At Blanca, on the other hand, Knowlton has trouble singling out specific dishes. Dinner there is a 20-plus course tasting menu ($180) for 12 diners around an open kitchen in a sleek loft behind Roberta’s, whose tasting course birthed Blanca. The menu is ever-changing; when pressed, Knowlton singles out the 60-day aged rack of lamb, black-pepper garganelli with braised goat, and glass shrimp with celery and poppy seed as standouts. “When people who really love food want to geek out,” he says. “This is the kind of experience they want.”
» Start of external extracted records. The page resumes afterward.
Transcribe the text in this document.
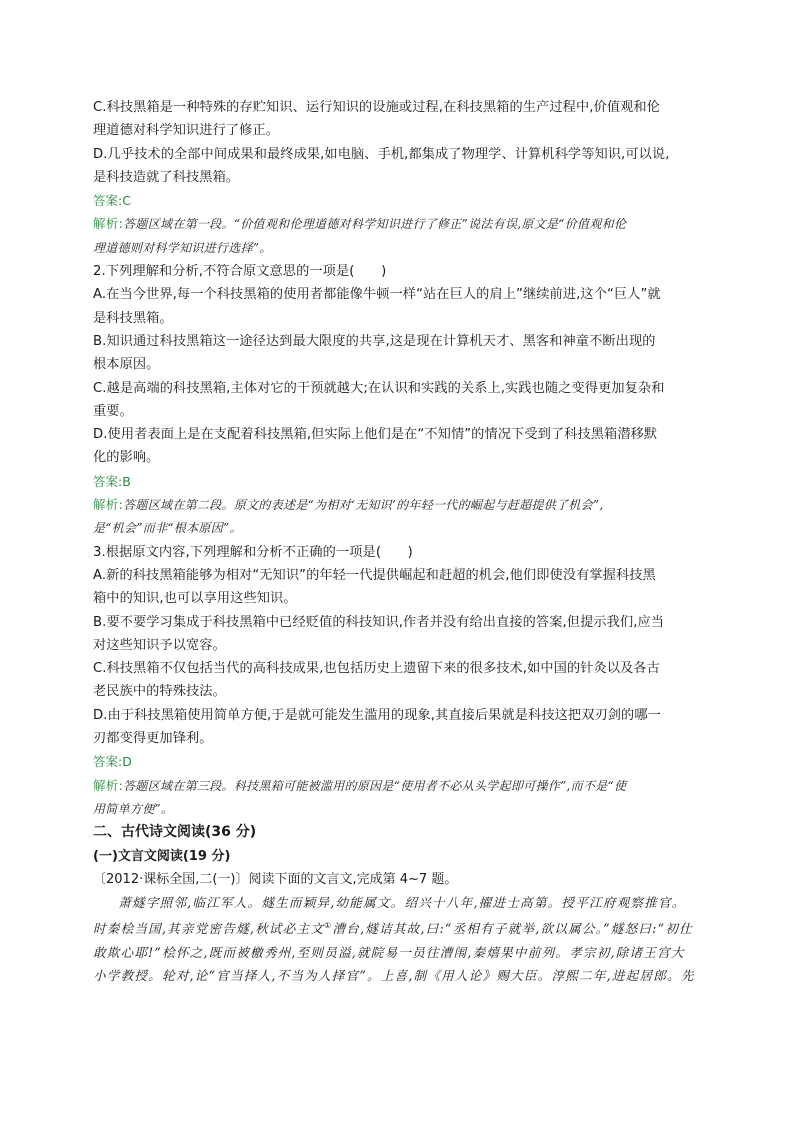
C.科技黑箱是一种特殊的存贮知识、运行知识的设施或过程,在科技黑箱的生产过程中,价值观和伦

理道德对科学知识进行了修正。

D.几乎技术的全部中间成果和最终成果,如电脑、手机,都集成了物理学、计算机科学等知识,可以说,

是科技造就了科技黑箱。

答案:C

解析:答题区域在第一段。“价值观和伦理道德对科学知识进行了修正”说法有误,原文是“价值观和伦

理道德则对科学知识进行选择”。

2.下列理解和分析,不符合原文意思的一项是(　　)

A.在当今世界,每一个科技黑箱的使用者都能像牛顿一样“站在巨人的肩上”继续前进,这个“巨人”就

是科技黑箱。

B.知识通过科技黑箱这一途径达到最大限度的共享,这是现在计算机天才、黑客和神童不断出现的

根本原因。

C.越是高端的科技黑箱,主体对它的干预就越大;在认识和实践的关系上,实践也随之变得更加复杂和

重要。

D.使用者表面上是在支配着科技黑箱,但实际上他们是在“不知情”的情况下受到了科技黑箱潜移默

化的影响。

答案:B

解析:答题区域在第二段。原文的表述是“为相对‘无知识’的年轻一代的崛起与赶超提供了机会”,

是“机会”而非“根本原因”。

3.根据原文内容,下列理解和分析不正确的一项是(　　)

A.新的科技黑箱能够为相对“无知识”的年轻一代提供崛起和赶超的机会,他们即使没有掌握科技黑

箱中的知识,也可以享用这些知识。

B.要不要学习集成于科技黑箱中已经贬值的科技知识,作者并没有给出直接的答案,但提示我们,应当

对这些知识予以宽容。

C.科技黑箱不仅包括当代的高科技成果,也包括历史上遗留下来的很多技术,如中国的针灸以及各古

老民族中的特殊技法。

D.由于科技黑箱使用简单方便,于是就可能发生滥用的现象,其直接后果就是科技这把双刃剑的哪一

刃都变得更加锋利。

答案:D

解析:答题区域在第三段。科技黑箱可能被滥用的原因是“使用者不必从头学起即可操作”,而不是“使

用简单方便”。

二、古代诗文阅读(36 分)

(一)文言文阅读(19 分)

〔2012·课标全国,二(一)〕阅读下面的文言文,完成第 4~7 题。

萧燧字照邻,临江军人。燧生而颖异,幼能属文。绍兴十八年,擢进士高第。授平江府观察推官。

时秦桧当国,其亲党密告燧,秋试必主文①漕台,燧诘其故,曰:“丞相有子就举,欲以属公。”燧怒曰:“初仕

敢欺心耶!”桧怀之,既而被檄秀州,至则员溢,就院易一员往漕闱,秦熺果中前列。孝宗初,除诸王宫大

小学教授。轮对,论“官当择人,不当为人择官”。上喜,制《用人论》赐大臣。淳熙二年,进起居郎。先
Even with budding talent and new hot spots in Brooklyn gaining acclaim, many says when it comes to fine dining, Manhattan is still tops. “From a high-end perspective Manhattan is obviously king,” says Ed Schoenfeld, whose new West Village Chinese restaurant, Red Farm, has been hailed by some as a top newbie.

“Most of our top toques are still Manhattan-based though places like Brooklyn Fare and Roberta’s have made inroads for certain.”

Tim Zagat, the co-founder and co-chair of the eponymous peer-reviewing empire, notes that the number of Brooklyn restaurants with high enough ratings to be included in “The Zagat Guide” has grown substantially in the last two decades, from 22 in 1992 to 217 in 2012.

Still, Manhattan is out far ahead with 1,745. Sure, “now people actually go to Brooklyn to eat,” says Zagat, but “it hasn’t surpassed Manhattan.”